Bring Out the Fear (2021) Review
After rebuilding their relationship, couple Rosie (Ciara Bailey) and Dan (Tad Morari) go hiking in a nearby forest. After getting lost, they realise the forest does not want them to leave.
The beautiful Irish countryside turns ugly in Richard Waters’ lean chiller. Ciara Bailey and Tad Morari’s are note perfect as a couple whose relationship moves from fragile stability to panic and distrust when they realise a woodland walk has turned supernaturally malevolent.
As exasperation at getting lost turns into concern, then fear, idyllic areas near Ireland’s Wicklow coastline are transformed into places of torment and encroaching, damp evil. Bring Out the Fear is a film where even dew hangs off leaves in a threatening way.

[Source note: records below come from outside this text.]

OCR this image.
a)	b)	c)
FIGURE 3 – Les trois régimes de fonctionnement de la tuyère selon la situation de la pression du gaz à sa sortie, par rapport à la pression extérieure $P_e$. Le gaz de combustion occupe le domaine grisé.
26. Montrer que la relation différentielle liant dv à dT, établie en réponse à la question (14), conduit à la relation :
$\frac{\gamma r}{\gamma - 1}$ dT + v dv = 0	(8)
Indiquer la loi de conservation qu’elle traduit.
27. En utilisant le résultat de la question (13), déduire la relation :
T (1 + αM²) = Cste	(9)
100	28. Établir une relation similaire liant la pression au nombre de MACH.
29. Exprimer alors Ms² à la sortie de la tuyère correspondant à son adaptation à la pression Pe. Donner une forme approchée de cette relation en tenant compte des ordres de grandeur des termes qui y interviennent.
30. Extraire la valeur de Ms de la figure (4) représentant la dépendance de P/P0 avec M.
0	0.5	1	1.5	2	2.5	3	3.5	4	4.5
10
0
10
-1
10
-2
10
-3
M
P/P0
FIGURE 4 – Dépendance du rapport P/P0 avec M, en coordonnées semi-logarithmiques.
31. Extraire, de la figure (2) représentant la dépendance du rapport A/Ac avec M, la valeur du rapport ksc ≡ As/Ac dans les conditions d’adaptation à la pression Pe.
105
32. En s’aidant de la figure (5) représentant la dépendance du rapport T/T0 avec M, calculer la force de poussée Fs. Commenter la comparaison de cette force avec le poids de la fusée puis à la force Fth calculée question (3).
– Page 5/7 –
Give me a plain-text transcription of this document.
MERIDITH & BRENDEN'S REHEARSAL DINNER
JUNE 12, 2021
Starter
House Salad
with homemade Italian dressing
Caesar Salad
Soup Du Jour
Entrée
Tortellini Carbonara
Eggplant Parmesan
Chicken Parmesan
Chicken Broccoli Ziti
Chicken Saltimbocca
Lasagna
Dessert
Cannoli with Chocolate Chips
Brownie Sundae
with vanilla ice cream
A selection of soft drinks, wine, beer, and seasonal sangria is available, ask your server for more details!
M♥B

Moves are borrowed from the Blair Witch playbook: strange forest symbols, temporal distortions, impossibly circular hikes. But Waters’ script throws up twists and obstacles at a breakneck pace, the film achieving moments of genuine tension as reality melts around the couple.
As director, Waters succeeds in making a small area of woodland seem never-ending, assisted by subtly CGI augmented drone shots and a similarly enhanced perturbing view from a hilltop.
Themes of regret, recrimination and control are woven into the film without smothering the horror or tipping the balance. Wisely left ambiguous is the agent behind Rosie and Dan’s torment, and the enigmatic final shot is open to all sorts of interpretation.
A film anyone for anyone who would rather repel a home invasion than lace up a pair of hiking boots.